Shoestring fries dipped in some ketchup is the same. No need to buy chips impregnated with ketchup and other potentially vile stuff.
You are not missing much. It’s not like they are “all dressed”.
Talking of such things as ketchup flavoured “chips”, the UK used to be THE place for a wide variety of crisps (US: “chips”). Apart from your basic salted, you have such normal ones as: salt and vinegar, smokey bacon, prawn cocktail, cheese and onion, chicken, beef and over the years they’ve had such normal variations as gammon, worcestershire sauce, curry, and indeed tomato (which really was ketchup). There was even short lived abberations such as Toffee and Hedgehog flavour (not, really).
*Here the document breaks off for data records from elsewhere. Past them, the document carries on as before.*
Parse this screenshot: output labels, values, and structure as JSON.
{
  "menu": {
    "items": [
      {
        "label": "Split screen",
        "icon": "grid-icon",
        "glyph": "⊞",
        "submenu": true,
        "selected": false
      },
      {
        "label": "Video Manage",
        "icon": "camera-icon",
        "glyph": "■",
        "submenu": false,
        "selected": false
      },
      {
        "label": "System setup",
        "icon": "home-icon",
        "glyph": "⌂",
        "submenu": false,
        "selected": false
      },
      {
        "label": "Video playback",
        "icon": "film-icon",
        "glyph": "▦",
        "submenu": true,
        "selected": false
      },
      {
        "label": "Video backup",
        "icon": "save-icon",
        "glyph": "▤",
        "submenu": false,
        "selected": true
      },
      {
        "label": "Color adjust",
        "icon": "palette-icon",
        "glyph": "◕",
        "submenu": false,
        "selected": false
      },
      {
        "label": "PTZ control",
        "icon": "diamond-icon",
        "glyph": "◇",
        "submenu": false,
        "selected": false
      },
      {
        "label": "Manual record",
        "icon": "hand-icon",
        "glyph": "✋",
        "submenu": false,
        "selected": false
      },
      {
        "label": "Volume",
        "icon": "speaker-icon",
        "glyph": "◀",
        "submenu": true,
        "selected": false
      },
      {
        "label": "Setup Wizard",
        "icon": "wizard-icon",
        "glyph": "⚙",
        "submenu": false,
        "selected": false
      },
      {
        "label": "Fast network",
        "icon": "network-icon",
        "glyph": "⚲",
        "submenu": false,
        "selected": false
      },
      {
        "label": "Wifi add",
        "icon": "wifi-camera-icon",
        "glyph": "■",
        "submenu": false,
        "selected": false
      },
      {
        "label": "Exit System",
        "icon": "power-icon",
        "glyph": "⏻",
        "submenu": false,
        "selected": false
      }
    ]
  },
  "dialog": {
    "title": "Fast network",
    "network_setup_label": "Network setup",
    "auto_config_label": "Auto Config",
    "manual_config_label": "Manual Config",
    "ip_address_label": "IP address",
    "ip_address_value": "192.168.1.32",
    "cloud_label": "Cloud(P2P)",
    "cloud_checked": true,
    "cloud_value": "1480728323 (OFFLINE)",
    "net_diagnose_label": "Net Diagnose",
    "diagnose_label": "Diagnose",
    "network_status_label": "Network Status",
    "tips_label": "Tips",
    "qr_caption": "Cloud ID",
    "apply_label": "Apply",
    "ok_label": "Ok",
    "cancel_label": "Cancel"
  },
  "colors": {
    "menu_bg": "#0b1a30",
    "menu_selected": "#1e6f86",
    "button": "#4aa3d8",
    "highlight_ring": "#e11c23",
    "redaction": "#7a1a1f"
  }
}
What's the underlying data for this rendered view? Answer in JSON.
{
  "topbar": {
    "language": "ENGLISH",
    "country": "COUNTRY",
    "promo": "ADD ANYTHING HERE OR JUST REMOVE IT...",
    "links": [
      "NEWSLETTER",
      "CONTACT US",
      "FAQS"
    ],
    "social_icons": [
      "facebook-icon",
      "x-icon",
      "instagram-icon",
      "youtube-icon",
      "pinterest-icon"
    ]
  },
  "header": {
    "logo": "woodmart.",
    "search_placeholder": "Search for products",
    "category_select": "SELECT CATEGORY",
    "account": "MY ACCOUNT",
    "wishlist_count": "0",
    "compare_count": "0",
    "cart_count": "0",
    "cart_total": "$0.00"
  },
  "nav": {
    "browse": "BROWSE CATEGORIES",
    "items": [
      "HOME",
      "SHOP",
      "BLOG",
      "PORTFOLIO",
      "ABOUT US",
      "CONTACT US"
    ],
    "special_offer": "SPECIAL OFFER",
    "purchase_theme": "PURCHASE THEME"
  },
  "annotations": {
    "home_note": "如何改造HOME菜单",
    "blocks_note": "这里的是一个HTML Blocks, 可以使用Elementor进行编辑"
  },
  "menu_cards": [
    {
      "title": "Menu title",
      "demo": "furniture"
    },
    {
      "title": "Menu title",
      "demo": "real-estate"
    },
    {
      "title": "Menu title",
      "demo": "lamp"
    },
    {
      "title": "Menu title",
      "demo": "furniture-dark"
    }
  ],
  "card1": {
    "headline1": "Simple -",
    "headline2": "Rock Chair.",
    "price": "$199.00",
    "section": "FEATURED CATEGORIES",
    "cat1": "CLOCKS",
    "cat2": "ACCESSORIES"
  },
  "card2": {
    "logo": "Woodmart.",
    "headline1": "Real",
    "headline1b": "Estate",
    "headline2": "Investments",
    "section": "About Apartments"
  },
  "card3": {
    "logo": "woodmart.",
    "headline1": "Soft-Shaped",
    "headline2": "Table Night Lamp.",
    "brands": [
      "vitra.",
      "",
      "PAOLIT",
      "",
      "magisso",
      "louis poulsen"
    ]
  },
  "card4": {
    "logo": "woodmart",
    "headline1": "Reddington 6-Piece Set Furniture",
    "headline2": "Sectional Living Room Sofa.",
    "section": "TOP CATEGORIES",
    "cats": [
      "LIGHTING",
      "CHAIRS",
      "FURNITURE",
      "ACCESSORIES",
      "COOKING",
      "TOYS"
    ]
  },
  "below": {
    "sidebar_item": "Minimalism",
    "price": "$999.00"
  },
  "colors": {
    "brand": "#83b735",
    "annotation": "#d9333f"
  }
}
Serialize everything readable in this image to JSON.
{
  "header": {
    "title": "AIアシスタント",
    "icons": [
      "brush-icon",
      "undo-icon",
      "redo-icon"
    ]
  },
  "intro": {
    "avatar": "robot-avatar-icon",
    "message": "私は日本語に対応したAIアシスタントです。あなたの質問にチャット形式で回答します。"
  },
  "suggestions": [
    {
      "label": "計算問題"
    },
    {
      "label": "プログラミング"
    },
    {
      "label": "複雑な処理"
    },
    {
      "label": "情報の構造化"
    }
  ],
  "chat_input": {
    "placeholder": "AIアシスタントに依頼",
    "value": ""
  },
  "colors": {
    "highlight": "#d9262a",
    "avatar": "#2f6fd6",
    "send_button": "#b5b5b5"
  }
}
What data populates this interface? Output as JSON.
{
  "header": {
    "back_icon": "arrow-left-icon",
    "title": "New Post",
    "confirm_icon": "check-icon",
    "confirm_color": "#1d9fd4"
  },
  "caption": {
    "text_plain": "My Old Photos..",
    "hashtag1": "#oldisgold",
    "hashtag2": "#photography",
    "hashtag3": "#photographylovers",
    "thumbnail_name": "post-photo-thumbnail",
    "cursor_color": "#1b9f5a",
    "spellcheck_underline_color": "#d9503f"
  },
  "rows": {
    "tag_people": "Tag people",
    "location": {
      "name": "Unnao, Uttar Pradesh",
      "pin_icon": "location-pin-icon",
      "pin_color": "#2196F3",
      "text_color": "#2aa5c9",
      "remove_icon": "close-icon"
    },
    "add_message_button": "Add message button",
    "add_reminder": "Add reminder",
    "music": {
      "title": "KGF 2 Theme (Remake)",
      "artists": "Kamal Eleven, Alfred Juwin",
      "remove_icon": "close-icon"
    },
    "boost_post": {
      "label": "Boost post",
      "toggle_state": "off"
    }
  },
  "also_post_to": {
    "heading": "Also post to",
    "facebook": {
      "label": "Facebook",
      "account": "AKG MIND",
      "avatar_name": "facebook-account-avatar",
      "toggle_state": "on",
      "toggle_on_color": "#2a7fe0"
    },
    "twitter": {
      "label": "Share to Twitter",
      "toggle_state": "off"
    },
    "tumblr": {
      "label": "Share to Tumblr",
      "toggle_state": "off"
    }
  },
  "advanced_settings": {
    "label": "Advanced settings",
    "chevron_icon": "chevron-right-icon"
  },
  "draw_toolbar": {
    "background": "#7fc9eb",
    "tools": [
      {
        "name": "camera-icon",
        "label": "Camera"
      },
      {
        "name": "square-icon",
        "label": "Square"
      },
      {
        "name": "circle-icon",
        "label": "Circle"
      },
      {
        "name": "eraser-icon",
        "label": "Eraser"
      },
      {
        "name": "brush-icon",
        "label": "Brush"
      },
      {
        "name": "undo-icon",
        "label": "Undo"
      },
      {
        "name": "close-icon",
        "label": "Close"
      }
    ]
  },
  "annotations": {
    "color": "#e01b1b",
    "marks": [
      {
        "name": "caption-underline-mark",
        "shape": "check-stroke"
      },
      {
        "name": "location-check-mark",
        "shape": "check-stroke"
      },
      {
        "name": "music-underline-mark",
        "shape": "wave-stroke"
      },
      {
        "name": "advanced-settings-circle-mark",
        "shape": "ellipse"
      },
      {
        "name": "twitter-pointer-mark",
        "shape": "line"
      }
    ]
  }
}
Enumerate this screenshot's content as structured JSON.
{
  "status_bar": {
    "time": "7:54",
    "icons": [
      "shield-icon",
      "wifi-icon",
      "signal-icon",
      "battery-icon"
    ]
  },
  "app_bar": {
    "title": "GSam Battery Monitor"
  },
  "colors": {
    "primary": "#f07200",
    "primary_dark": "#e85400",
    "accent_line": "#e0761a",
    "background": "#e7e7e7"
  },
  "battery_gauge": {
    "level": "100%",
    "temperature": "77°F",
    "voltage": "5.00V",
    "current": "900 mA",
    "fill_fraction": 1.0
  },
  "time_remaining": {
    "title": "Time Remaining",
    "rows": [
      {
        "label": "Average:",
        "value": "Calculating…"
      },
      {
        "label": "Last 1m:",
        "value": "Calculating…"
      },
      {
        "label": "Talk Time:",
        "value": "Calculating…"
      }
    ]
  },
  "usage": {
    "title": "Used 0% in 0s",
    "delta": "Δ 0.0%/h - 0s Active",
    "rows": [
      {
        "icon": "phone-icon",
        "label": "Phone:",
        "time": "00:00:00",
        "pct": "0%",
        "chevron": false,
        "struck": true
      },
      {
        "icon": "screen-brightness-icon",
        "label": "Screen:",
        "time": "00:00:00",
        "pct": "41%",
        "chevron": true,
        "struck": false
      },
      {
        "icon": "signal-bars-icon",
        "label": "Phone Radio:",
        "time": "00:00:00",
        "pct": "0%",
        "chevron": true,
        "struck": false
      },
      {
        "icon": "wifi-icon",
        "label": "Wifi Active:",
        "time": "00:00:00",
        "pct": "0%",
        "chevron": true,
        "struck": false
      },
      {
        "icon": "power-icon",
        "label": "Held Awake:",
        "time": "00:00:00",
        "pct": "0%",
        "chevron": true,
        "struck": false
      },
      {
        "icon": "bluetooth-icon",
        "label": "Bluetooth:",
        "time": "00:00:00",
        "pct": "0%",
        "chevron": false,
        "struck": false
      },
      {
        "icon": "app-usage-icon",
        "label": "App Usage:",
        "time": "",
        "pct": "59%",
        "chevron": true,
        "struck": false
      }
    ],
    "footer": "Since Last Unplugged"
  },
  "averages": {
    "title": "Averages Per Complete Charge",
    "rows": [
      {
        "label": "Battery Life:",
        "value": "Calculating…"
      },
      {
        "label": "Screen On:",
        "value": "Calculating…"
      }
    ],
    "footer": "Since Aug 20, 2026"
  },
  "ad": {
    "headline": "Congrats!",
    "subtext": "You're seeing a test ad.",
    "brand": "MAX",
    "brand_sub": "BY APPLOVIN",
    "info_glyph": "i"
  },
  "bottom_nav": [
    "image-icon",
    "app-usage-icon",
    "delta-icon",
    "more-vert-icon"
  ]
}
I’d say they pretty much were a national dish, but not of shame, but of uniqueness. Sadly, they’ve been weakened down to such levels that they’re barely worth mentioning anymore. That’s the shame now. Cheese and Bacon flavours used to taste strongly of both, and the salt and vinegar used to be so strong that your lips burned from them. Not anymore.
Strangely, it’s one of those US takeovers which disrupted the british crisp market in the 80s. Golden Wonder and Tudor used to be major brands and there was lots of companies making them. Then Lays came in, bought an obscure crisp company, Walkers, and put so much money into them they drove the rest out of business. It was Walkers Salt and Vinegar which burned, and now I think they’re just using that weak arse crap they put in Lays normal crisps, sadly.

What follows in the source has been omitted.